I love India. Especially the South. And the food. And the trains.

It's smelly and noisy and infuriating but by God it's fun!

DweadPiwateWoberts4 karma

What is your "can't miss" to-do or to-see list for the top ten favorite places you went?

EveryCountry15 karma

Taj Mahal, Pyramids, Machu Picchu, Anchor Wat, Uluru, Great Wall of China, Petra, Chichen Itza, the Colosseum, the Parthenon, the castles of Gondar in Ethiopia, Mount Fuji, the Empire State Building, Jellyfish Lake (Palau), the tribes of Papua New Guinea... so many!! I'd keep going all day so I'm going to stop it there.

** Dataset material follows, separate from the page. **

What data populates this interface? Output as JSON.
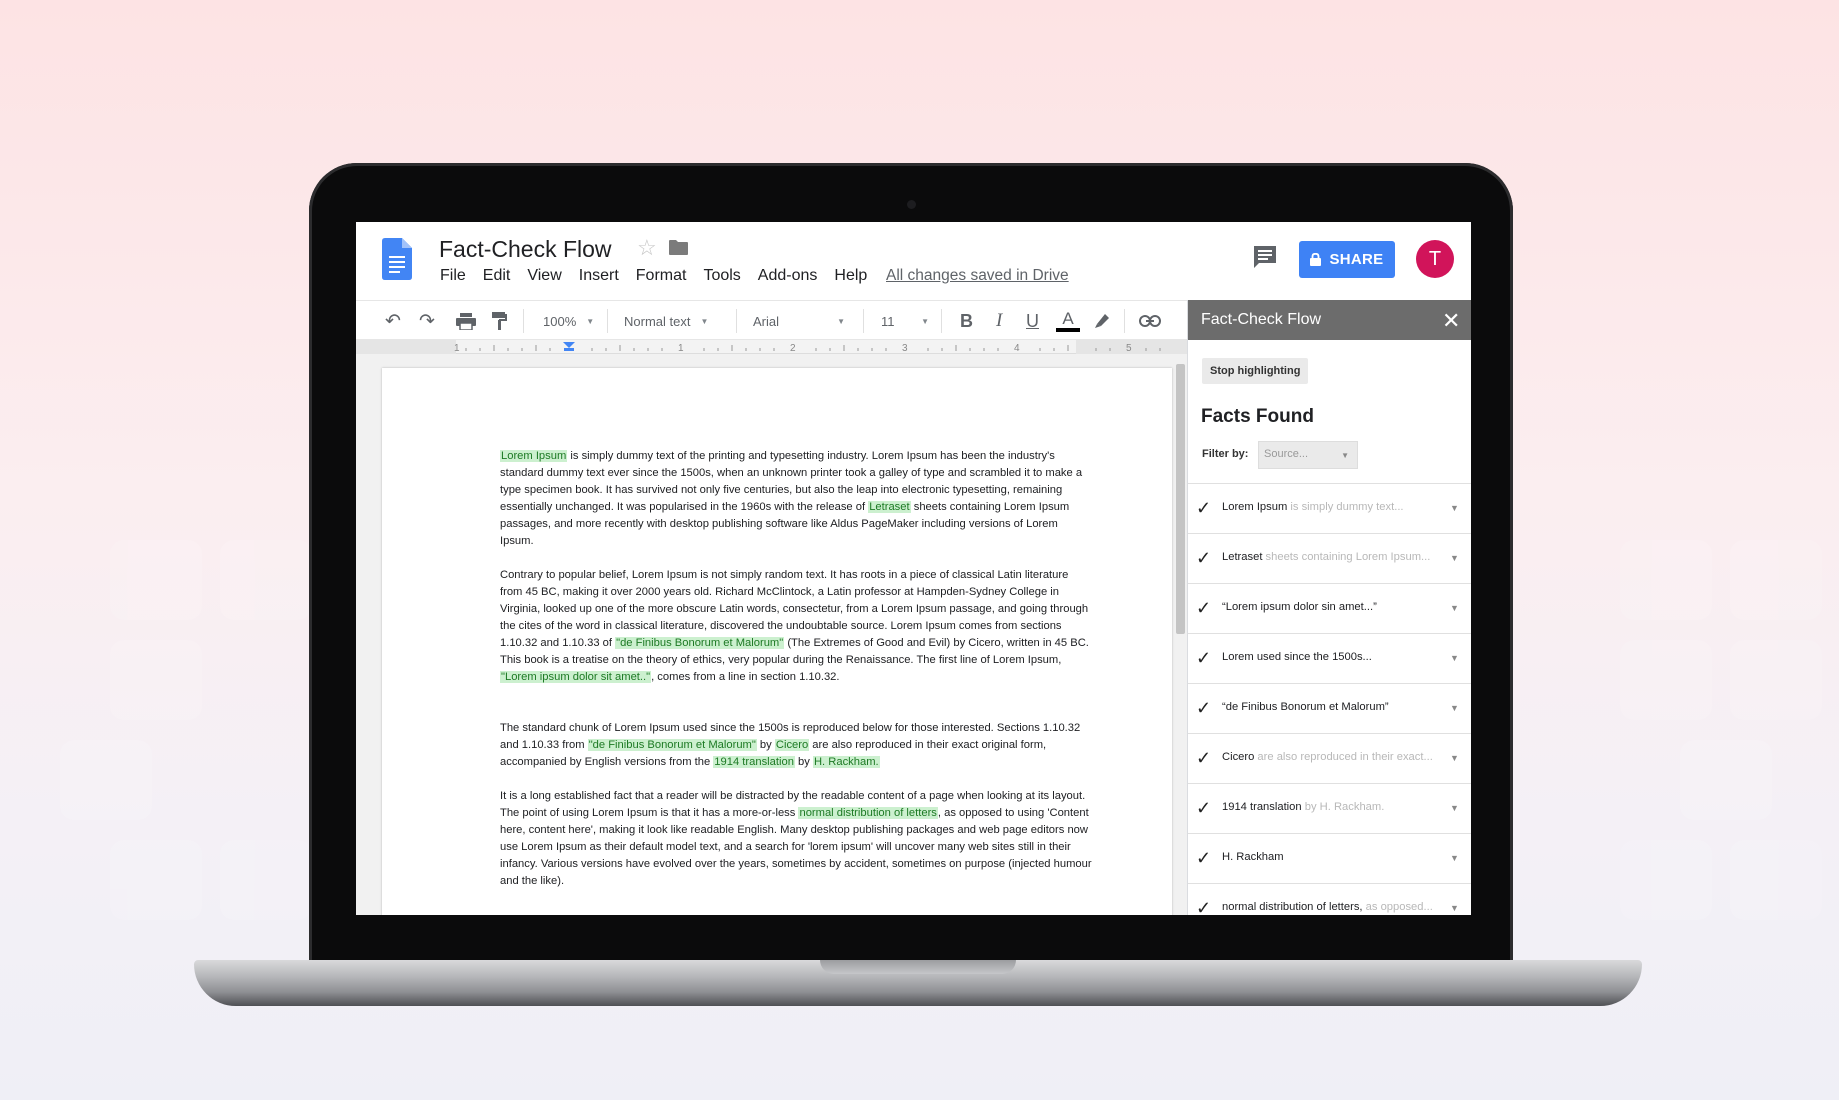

I would have added Palmyra, but I can't even think about it now without tearing up.

Jrrafi3 karma

Did you catch any illnesses during your journey ?

EveryCountry7 karma

Nope. Only itchy feet...!

Pikzel32 karma

Did you go to the countries with snowy winters during winter or summertime?

EveryCountry3 karma

Yes! Canada, Russia, Georgia, Azerbaijan... crikey they were FREEZING!! Happily, the vast majority of non-European countries are tropical, so that worked out well for travelling light!

Menaception1 karma

Have you been attacked in least-developed countries?

EveryCountry2 karma

No, not at all. In fact I felt safer in some of the least-developed countries than I did in some of the more developed places. I mean, the US has a murder rate higher than Yemen (5.1 per 100,000). Eek!

deuscarr1 karma

how good is travel around the world?

EveryCountry5 karma

It's AWESOME! Loads of fun. That's the main reason I did it!

comida_culo1 karma

Were you ever mugged or held up at gun point during your journey? Did you ever fear for your life at any point?

EveryCountry5 karma

Nope. Never got mugged, never got robbed. I think I'm just a jammy bastard! Although....... you know that most stories of backpackers getting mugged begin with the words "well, we were buying these drugs and...."

Say no to drugs kids! You'll live longer!!

As for fearing for my life, not really.... but maybe the last night I was in jail in Brazzaville, Congo. The British honorary consul's wife came to speak to me, told me to stop shouting and kicking the door. "You're in Congo, Graham... just do as they say." The tone of her voice shut me the hell up.